Qingzhi He, Rong Quan, Weifeng Yang, Jie Qin

Published: 2024, Last Modified: 04 Feb 2026ICME 2024EveryoneRevisionsBibTeXCC BY-SA 4.0

Abstract: Generative model-based zero-shot learning (ZSL) approaches usually transform ZSL to supervised learning by generating full visual features for unseen classes, which may contain redundant or noisy information harmful for ZSL classification. In this work, we propose a novel generative framework that fully exploits the visual features by disentangling them into three distinct components, i.e., semantically correlative (SC), visually discriminative (VD), and residual features, respectively. In particular, we propose an encoder-decoder disentanglement framework to learn SC features that align closely with their corresponding semantic label embeddings, as well as VD features that contribute significantly to visual classification accuracy.

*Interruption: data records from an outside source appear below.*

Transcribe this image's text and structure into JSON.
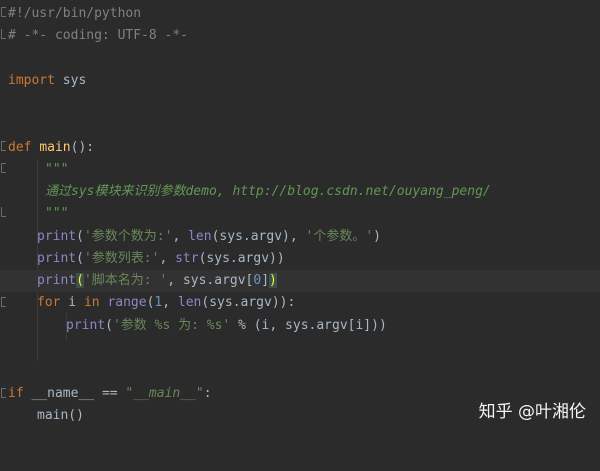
{
  "editor": {
    "shebang": "#!/usr/bin/python",
    "coding": "# -*- coding: UTF-8 -*-",
    "import_kw": "import",
    "import_mod": " sys",
    "def_kw": "def",
    "func_name": "main",
    "func_sig": "():",
    "doc_open": "\"\"\"",
    "doc_text": "通过sys模块来识别参数demo, http://blog.csdn.net/ouyang_peng/",
    "doc_close": "\"\"\"",
    "print_kw": "print",
    "l1_str1": "'参数个数为:'",
    "l1_mid": ", ",
    "l1_len": "len",
    "l1_arg": "(sys.argv), ",
    "l1_str2": "'个参数。'",
    "l1_end": ")",
    "l2_str1": "'参数列表:'",
    "l2_mid": ", ",
    "l2_str": "str",
    "l2_arg": "(sys.argv))",
    "l3_open": "(",
    "l3_str1": "'脚本名为: '",
    "l3_mid": ", sys.argv[",
    "l3_num": "0",
    "l3_close_br": "]",
    "l3_close": ")",
    "for_kw": "for",
    "for_var": " i ",
    "in_kw": "in",
    "range_fn": "range",
    "for_open": "(",
    "for_num": "1",
    "for_mid": ", ",
    "for_len": "len",
    "for_end": "(sys.argv)):",
    "l4_open": "(",
    "l4_str": "'参数 %s 为: %s'",
    "l4_end": " % (i, sys.argv[i]))",
    "if_kw": "if",
    "if_name": " __name__ ",
    "if_eq": "== ",
    "if_str": "\"__main__\"",
    "if_colon": ":",
    "call_main": "main()"
  },
  "watermark": "知乎 @叶湘伦"
}
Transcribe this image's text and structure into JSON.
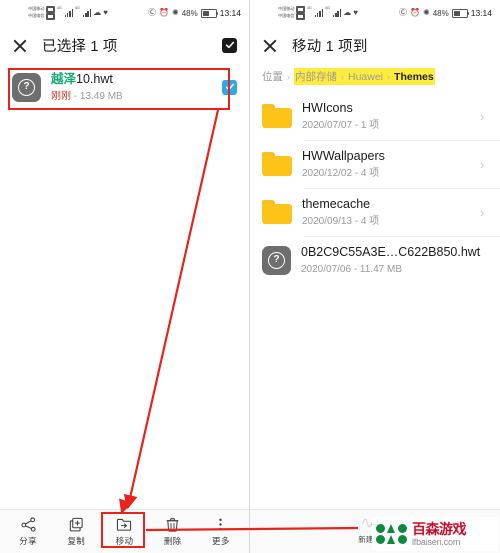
{
  "status_bar": {
    "carrier_primary": "中国移动",
    "carrier_secondary": "中国电信",
    "battery_percent": "48%",
    "time": "13:14",
    "icons": [
      "hd-icon",
      "alarm-icon",
      "bluetooth-icon",
      "wifi-icon",
      "signal-bars-icon",
      "vpn-icon"
    ]
  },
  "left_screen": {
    "appbar": {
      "close_label": "×",
      "title": "已选择 1 项",
      "select_all_name": "select-all-checkbox"
    },
    "file": {
      "name_highlight": "越泽",
      "name_rest": "10.hwt",
      "time": "刚刚",
      "separator": " - ",
      "size": "13.49 MB",
      "icon": "unknown-file-icon",
      "checked": true
    },
    "toolbar": [
      {
        "label": "分享",
        "icon": "share-icon",
        "highlighted": false
      },
      {
        "label": "复制",
        "icon": "copy-icon",
        "highlighted": false
      },
      {
        "label": "移动",
        "icon": "move-icon",
        "highlighted": true
      },
      {
        "label": "删除",
        "icon": "delete-icon",
        "highlighted": false
      },
      {
        "label": "更多",
        "icon": "more-icon",
        "highlighted": false
      }
    ]
  },
  "right_screen": {
    "appbar": {
      "close_label": "×",
      "title": "移动 1 项到"
    },
    "breadcrumb": {
      "location_label": "位置",
      "separator": "›",
      "segments": [
        "内部存储",
        "Huawei",
        "Themes"
      ],
      "current": "Themes",
      "highlight_color": "#ffec3d"
    },
    "items": [
      {
        "type": "folder",
        "name": "HWIcons",
        "meta": "2020/07/07 - 1 项",
        "chevron": "›"
      },
      {
        "type": "folder",
        "name": "HWWallpapers",
        "meta": "2020/12/02 - 4 项",
        "chevron": "›"
      },
      {
        "type": "folder",
        "name": "themecache",
        "meta": "2020/09/13 - 4 项",
        "chevron": "›"
      },
      {
        "type": "file",
        "name": "0B2C9C55A3E…C622B850.hwt",
        "meta": "2020/07/06 - 11.47 MB",
        "chevron": ""
      }
    ],
    "bottom": {
      "new_folder_label": "新建文件夹",
      "new_folder_icon": "plus-icon"
    }
  },
  "annotations": {
    "color": "#e8231a",
    "boxes": [
      "selected-file-row",
      "move-toolbar-button"
    ],
    "arrows": [
      "file-row-to-move-button",
      "move-button-to-new-folder"
    ]
  },
  "watermark": {
    "brand_cn": "百森游戏",
    "brand_url": "lfbaisen.com",
    "brand_color": "#c8102e",
    "logo_color": "#0b8a3c"
  }
}
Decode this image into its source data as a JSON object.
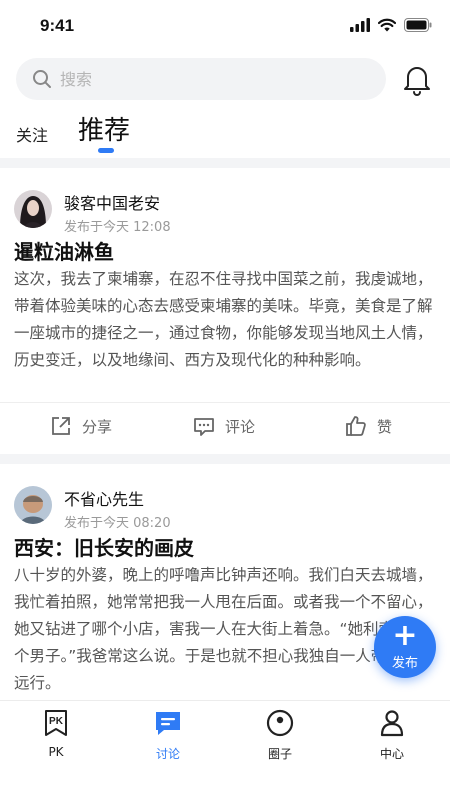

Additionally, we introduce a mutual information-based loss to disperse the distributions between the discriminative (SC and VD) features and the residual ones, thereby eliminating the redundant information that may hinder the final ZSL classification. Our proposed method is extensively evaluated on four popular ZSL benchmarks, where the experimental results demonstrate its superiority over existing counterparts. Code is available at https://github.com/RowenaHe/VFD-ZSL.